MONDELLO: And the problem is, he looks exactly like Simon James. Not a little - exactly. But much to Simon's distress, nobody seems to notice that either.

(SOUNDBITE OF MOVIE)

EISENBERG: (as Simon) Have you spoken to the new employee?

UNIDENTIFIED MAN #4: (as character) James? Yeah, sure. I met him.

EISENBERG: But did you notice anything strange about him? I mean, did he remind you of anyone?

UNIDENTIFIED MAN #4: Who'd you have in mind?

MONDELLO: Director Richard Ayoade is a comedian as well as a filmmaker, something you'll sense in the zip and timing that he gives the film's dialogue. Say, this encounter between Simon and the woman who can't remember his name.

(SOUNDBITE OF MOVIE)

EISENBERG: (as Simon) So, you've never met anyone like James?

WASILOWSKA: (as character) I've never met anyone like James.

EISENBERG: (as Simon) I find that hard to process.

WASILOWSKA: And (unintelligible) about him.

EISENBERG: (as Simon) What is so unique about him?

WASILOWSKA: He has something.

EISENBERG: (as Simon) Yes, OK. But you've never even spoken to him so how can you know if he has something?

WASILOWSKA: I think that you can tell just by looking at someone.

EISENBERG: (as Simon) Just by looking at someone?

WASILOWSKA: Yeah.

EISENBERG: (as Simon) (unintelligible).

WASILOWSKA: I'm gonna show him my...

MONDELLO: But "The Double" isn't funny, exactly. Ayoade's made it weird and dark and retro with clanking, groaning machines and people who are cogs in a bigger machine. This is not new territory, exactly - the story's based on Dostoevsky, plays like Kafka, and looks like an Orwellian nightmare. But Ayoade makes it feel freshly minted, while Jesse Eisenberg offers, with his nebbishy Simon and his cocksure James, what amounts to an acting master-class, even when all he's doing is sitting across the table from himself in a diner.

(SOUNDBITE OF MOVIE)

EISENBERG: (as Simon) I'll just have a Coke and a bagel.

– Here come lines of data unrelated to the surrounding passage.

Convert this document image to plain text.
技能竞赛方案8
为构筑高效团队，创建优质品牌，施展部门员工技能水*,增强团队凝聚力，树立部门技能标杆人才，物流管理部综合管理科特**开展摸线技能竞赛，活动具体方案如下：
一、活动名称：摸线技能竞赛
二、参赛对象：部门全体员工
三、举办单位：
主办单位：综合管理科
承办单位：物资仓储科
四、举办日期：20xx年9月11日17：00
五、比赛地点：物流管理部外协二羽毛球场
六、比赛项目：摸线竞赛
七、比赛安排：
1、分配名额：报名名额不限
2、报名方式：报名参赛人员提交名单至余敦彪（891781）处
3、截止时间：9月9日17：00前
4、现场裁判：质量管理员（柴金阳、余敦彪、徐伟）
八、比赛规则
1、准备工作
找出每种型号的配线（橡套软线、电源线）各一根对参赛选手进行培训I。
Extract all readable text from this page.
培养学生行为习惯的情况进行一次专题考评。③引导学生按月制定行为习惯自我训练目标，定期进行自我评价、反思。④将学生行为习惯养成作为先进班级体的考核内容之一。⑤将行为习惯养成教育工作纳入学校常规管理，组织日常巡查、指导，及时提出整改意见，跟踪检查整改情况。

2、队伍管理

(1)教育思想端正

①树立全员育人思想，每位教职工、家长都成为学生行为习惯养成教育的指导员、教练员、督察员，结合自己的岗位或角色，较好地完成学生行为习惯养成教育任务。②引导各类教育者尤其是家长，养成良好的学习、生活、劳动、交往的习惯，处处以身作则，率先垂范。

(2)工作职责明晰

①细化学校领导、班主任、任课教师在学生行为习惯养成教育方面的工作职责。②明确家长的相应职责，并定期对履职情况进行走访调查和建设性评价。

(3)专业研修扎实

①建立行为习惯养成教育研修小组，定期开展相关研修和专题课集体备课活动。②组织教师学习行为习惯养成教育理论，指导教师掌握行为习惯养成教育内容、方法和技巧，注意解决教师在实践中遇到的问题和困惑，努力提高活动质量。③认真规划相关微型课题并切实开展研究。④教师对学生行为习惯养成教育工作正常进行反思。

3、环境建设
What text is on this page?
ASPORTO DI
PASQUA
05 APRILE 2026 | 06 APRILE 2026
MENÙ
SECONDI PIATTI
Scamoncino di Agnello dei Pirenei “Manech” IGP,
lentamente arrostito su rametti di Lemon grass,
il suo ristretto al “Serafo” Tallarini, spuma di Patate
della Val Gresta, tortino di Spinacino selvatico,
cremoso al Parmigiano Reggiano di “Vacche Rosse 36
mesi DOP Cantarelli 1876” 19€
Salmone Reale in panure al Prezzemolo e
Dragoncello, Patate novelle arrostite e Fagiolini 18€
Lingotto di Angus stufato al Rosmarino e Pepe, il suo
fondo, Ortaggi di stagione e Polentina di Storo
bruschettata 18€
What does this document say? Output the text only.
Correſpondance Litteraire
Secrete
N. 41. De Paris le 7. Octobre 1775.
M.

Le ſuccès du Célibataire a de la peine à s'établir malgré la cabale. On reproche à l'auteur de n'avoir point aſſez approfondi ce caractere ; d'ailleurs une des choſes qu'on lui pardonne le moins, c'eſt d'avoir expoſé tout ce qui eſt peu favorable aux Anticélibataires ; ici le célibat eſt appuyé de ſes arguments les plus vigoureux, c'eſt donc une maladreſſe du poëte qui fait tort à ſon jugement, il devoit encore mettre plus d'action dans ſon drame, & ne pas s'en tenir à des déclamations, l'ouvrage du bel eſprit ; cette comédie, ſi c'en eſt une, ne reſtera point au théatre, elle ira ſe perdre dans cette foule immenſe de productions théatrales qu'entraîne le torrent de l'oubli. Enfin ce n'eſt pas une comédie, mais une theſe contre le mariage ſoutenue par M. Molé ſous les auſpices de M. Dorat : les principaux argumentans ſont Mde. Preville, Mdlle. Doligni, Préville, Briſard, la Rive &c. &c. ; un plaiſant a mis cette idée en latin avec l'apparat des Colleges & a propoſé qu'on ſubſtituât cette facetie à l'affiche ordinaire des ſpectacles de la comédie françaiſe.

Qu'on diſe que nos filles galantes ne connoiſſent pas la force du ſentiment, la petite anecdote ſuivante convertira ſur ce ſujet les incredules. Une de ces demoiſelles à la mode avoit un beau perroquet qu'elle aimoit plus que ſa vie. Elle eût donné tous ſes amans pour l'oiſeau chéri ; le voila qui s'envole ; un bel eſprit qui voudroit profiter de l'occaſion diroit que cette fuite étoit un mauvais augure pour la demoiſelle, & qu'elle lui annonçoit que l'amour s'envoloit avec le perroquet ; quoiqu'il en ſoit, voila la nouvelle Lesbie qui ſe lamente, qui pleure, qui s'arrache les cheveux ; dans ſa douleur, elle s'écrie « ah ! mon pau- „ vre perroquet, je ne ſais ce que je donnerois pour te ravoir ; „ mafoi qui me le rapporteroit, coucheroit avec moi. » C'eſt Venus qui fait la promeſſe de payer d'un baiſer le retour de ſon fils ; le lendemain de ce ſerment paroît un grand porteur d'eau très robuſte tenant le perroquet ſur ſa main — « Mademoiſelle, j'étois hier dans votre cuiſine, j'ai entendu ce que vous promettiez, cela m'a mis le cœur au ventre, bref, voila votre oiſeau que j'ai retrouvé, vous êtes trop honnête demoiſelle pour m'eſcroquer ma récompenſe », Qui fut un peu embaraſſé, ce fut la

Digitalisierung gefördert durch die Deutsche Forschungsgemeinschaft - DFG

UNIDENTIFIED WOMAN #1: (as character) We're out of bagels.

EISENBERG: (as Simon) Right. Then - right - then I'll just...

UNIDENTIFIED WOMAN #1: Come on.

EISENBERG: (as Simon) All right. Sorry. I just, I'll just I - I can't have the Coke then?

MONDELLO: The waitress turns to James, whose approach is more forceful.

(SOUNDBITE OF MOVIE)

EISENBERG: (as James) Give me a coffee.

UNIDENTIFIED WOMAN #1: (as character) A coffee.

EISENBERG: (as James) And scrambled eggs.

UNIDENTIFIED WOMAN #1: We don't serve breakfast in the evening.

EISENBERG: (as James) Why not?

UNIDENTIFIED WOMAN #1: Because it says so on the menu.

EISENBERG: (as James) Well, do you still have eggs here?

UNIDENTIFIED WOMAN #1: Yeah.

EISENBERG: (as James) And do you have a frying pan?

UNIDENTIFIED WOMAN #1: Yeah.

EISENBERG: (as James) Then do me a favor and make me some scrambled eggs.

UNIDENTIFIED WOMAN #1: Fine. Anything else?

EISENBERG: (as James) Bacon.

UNIDENTIFIED WOMAN #1: Bacon.

EISENBERG: (as James) And toast.

UNIDENTIFIED WOMAN #1: And toast.

EISENBERG: (as James) And a beer.

UNIDENTIFIED WOMAN #1: And a beer.

MONDELLO: Simon is in awe.

(SOUNDBITE OF MOVIE)

EISENBERG: (as James) What? I'm hungry.

(as Simon) I don't know. It's just, I don't know. I always go for a doughnut.

(as James) You don't like eggs?

(as Simon) No, I mean, I just don't think I would feel comfortable talking to someone like that.

MONDELLO: He'll come out of his shell, as his double's behavior veers into double-dealing and double-crosses, landing Simon in an existential hell that'll be familiar to fans of Russian literature, but that in a film at the multiplex, especially in blockbuster season, is as dark and as dazzling as it is rare. Which, of course, makes "The Double" doubly welcome. I'm Bob Mondello.